Probably the attribute _keras_history that is added to the tensors is closely related to how it tracks the graph.

So, doing Model(old_model.inputs, new_output) will naturally follow the only way possible: the graph.

If you try doing this with tensors that are not connected, you will get an error.


Side question 1

Prefer to import from "keras.models". Basically, this module will import from the other module:

Notice that the file keras/models.py imports Model from keras.engine.training. So, it's the same thing.

Side question 2

It's not new_layer = keras.layers.Dense(...)(prev_layer).

It is output_tensor = keras.layers.Dense(...)(input_tensor).

You're doing two things in the same line:

  • Creating a layer - with keras.layers.Dense(...)
  • Calling the layer with an input tensor to get an output tensor

If you wanted to use the same layer with different inputs:

denseLayer = keras.layers.Dense(...) #creating a layer

output1 = denseLayer(input1)  #calling a layer with an input and getting an output
output2 = denseLayer(input2)  #calling the same layer on another input
output3 = denseLayer(input3)  #again   

Bonus - Creating a functional model that is equal to a sequential model

If you create this sequential model:

model = Sequential()
model.add(Layer1(...., input_shape=some_shape))   
model.add(Layer2(...))
model.add(Layer3(...))

You're doing exactly the same as:

inputTensor = Input(some_shape)
outputTensor = Layer1(...)(inputTensor)
outputTensor = Layer2(...)(outputTensor)    
outputTensor = Layer3(...)(outputTensor)

model = Model(inputTensor,outputTensor)

What is the difference?

Well, functional API models are totally free to be build anyway you want. You can create branches:

out1 = Layer1(..)(inputTensor)    
out2 = Layer2(..)(inputTensor)

You can join tensors:

joinedOut = Concatenate()([out1,out2])   

With this, you can create anything you want with all kinds of fancy stuff, branches, gates, concatenations, additions, etc., which you can't do with a sequential model.

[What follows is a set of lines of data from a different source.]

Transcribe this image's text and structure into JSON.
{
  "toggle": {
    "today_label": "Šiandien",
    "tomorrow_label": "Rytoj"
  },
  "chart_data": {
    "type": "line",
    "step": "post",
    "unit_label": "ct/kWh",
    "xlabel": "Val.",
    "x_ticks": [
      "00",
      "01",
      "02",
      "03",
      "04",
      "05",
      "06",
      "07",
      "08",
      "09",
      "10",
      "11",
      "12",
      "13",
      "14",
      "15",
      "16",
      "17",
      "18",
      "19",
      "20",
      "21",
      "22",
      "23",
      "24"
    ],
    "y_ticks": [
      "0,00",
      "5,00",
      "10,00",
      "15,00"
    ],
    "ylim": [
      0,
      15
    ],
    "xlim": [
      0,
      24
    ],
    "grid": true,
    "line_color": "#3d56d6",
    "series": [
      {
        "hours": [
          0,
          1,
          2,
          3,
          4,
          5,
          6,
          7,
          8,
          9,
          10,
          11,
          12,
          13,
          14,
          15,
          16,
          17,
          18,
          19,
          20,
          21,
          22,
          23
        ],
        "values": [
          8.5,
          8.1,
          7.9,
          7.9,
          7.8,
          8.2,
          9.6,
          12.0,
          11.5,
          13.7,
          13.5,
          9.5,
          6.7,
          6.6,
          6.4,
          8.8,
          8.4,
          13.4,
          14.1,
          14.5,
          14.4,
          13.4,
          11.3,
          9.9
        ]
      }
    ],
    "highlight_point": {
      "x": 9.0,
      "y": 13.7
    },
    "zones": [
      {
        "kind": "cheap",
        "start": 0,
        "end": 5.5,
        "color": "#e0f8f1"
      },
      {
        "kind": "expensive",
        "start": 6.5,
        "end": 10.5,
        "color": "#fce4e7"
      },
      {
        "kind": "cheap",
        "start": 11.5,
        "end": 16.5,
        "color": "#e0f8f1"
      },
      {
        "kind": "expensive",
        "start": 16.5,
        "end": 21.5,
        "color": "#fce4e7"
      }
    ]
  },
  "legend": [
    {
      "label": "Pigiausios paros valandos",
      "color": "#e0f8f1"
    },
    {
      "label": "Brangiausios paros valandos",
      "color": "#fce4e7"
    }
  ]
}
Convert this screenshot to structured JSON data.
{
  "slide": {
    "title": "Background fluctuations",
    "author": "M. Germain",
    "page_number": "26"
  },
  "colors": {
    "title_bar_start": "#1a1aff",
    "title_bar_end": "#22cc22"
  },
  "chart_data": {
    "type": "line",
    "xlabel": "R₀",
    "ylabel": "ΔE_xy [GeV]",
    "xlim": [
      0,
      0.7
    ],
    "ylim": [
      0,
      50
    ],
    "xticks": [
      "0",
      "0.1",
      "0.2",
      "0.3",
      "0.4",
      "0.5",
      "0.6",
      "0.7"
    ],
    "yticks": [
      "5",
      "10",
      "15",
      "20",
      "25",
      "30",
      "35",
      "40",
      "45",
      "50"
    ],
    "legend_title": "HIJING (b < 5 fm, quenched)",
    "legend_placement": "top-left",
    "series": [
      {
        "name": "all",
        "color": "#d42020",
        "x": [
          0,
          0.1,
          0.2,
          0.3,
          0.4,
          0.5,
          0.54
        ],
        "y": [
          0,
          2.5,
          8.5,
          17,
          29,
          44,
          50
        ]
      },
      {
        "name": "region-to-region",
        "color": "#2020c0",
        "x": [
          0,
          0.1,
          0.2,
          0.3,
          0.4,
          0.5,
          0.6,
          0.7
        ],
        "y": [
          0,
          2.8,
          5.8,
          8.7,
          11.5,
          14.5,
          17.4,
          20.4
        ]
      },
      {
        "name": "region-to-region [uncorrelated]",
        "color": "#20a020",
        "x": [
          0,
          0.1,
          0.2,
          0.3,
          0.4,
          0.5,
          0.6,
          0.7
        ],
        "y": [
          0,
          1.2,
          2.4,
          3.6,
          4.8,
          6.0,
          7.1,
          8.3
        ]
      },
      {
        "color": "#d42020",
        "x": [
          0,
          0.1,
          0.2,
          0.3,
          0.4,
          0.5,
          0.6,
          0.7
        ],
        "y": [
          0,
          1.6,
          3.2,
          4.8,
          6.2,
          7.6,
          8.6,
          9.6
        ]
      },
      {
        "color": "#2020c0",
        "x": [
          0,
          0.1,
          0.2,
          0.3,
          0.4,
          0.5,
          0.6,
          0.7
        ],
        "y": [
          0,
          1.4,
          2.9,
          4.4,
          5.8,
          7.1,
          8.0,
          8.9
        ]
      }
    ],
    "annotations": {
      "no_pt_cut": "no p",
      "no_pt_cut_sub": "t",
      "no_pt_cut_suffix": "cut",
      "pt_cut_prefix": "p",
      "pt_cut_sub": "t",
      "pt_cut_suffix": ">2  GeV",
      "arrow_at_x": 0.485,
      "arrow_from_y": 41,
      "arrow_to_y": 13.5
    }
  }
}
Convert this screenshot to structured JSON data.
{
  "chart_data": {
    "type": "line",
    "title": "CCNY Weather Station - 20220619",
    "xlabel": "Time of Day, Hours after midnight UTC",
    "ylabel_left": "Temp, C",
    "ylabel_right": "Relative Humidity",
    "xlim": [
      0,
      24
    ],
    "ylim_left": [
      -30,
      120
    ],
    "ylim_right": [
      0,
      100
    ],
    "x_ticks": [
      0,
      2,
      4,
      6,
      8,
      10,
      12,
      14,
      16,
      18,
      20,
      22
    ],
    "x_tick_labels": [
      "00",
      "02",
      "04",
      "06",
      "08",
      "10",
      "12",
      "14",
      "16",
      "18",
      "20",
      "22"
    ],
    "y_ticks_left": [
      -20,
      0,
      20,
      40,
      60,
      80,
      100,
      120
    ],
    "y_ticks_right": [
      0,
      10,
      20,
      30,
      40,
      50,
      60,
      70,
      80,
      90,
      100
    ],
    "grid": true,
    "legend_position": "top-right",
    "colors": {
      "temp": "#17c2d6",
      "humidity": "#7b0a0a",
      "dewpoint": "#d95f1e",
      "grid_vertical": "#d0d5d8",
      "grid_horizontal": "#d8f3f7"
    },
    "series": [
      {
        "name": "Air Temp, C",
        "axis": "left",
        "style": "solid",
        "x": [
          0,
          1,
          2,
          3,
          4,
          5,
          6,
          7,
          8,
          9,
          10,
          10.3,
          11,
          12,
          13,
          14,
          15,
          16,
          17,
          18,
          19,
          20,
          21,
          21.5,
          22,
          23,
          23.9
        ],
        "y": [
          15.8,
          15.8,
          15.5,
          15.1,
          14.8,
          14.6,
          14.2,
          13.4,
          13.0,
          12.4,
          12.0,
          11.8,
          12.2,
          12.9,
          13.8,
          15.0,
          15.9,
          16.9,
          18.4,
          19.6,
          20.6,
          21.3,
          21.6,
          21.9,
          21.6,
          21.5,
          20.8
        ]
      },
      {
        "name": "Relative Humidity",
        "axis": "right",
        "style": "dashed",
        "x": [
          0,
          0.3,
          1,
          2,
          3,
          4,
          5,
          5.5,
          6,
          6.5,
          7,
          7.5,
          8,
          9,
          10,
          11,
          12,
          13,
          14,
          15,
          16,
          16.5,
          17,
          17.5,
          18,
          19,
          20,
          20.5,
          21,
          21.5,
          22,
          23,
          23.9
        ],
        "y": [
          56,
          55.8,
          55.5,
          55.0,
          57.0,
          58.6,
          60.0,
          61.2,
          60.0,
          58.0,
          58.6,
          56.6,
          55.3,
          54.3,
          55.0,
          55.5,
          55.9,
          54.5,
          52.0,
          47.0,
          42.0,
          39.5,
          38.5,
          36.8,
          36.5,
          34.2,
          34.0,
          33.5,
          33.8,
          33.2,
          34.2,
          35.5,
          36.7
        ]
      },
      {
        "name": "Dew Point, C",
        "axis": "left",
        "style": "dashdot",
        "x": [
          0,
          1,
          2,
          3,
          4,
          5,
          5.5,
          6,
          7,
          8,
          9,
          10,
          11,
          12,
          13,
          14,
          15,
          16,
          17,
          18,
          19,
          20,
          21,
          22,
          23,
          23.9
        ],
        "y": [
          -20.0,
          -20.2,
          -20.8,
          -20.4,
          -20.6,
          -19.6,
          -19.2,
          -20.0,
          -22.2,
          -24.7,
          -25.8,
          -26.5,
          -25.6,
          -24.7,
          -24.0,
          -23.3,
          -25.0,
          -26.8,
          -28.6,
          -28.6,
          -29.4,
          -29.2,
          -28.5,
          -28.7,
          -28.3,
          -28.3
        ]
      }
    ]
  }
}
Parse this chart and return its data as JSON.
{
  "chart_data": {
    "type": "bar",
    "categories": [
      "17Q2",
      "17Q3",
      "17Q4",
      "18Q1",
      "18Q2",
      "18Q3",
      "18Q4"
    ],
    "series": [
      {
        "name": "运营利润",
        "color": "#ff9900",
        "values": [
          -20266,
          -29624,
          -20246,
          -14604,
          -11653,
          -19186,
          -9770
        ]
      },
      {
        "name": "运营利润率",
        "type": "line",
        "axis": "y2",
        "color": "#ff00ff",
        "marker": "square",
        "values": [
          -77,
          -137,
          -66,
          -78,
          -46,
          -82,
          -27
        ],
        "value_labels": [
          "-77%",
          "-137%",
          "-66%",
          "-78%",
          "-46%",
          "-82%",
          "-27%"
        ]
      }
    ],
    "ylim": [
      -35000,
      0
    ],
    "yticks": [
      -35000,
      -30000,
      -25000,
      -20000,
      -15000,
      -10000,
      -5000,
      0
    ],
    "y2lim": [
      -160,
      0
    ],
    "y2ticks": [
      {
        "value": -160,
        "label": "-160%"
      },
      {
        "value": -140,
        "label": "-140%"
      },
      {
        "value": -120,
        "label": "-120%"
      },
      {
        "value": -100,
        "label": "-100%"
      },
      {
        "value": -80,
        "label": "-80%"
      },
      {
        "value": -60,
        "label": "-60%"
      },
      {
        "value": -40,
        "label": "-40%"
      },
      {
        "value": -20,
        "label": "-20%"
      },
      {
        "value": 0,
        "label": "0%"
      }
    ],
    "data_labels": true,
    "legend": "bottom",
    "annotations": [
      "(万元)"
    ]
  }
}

In fact, a Sequential model is also a Model, but created for a quick use in models without branches.

Upvotes: 5

swiftg
swiftg

Reputation: 346

There's this way of building a model from a pretrained one that you may build upon.

See https://keras.io/applications/#fine-tune-inceptionv3-on-a-new-set-of-classes:

base_model = InceptionV3(weights='imagenet', include_top=False)
x = base_model.output
x = GlobalAveragePooling2D()(x)
x = Dense(1024, activation='relu')(x)
predictions = Dense(200, activation='softmax')(x)
model = Model(inputs=base_model.input, outputs=predictions)
for layer in base_model.layers:
    layer.trainable = False
model.compile(optimizer='rmsprop', loss='categorical_crossentropy')

Each time a layer is added by an op like "x=Dense(...", information about the computational graph is updated. You can type this interactively to see what it contains:

x.graph.__dict__

You can see there's all kinds of attributes, including about previous and next layers. These are internal implementation details and possibly change over time.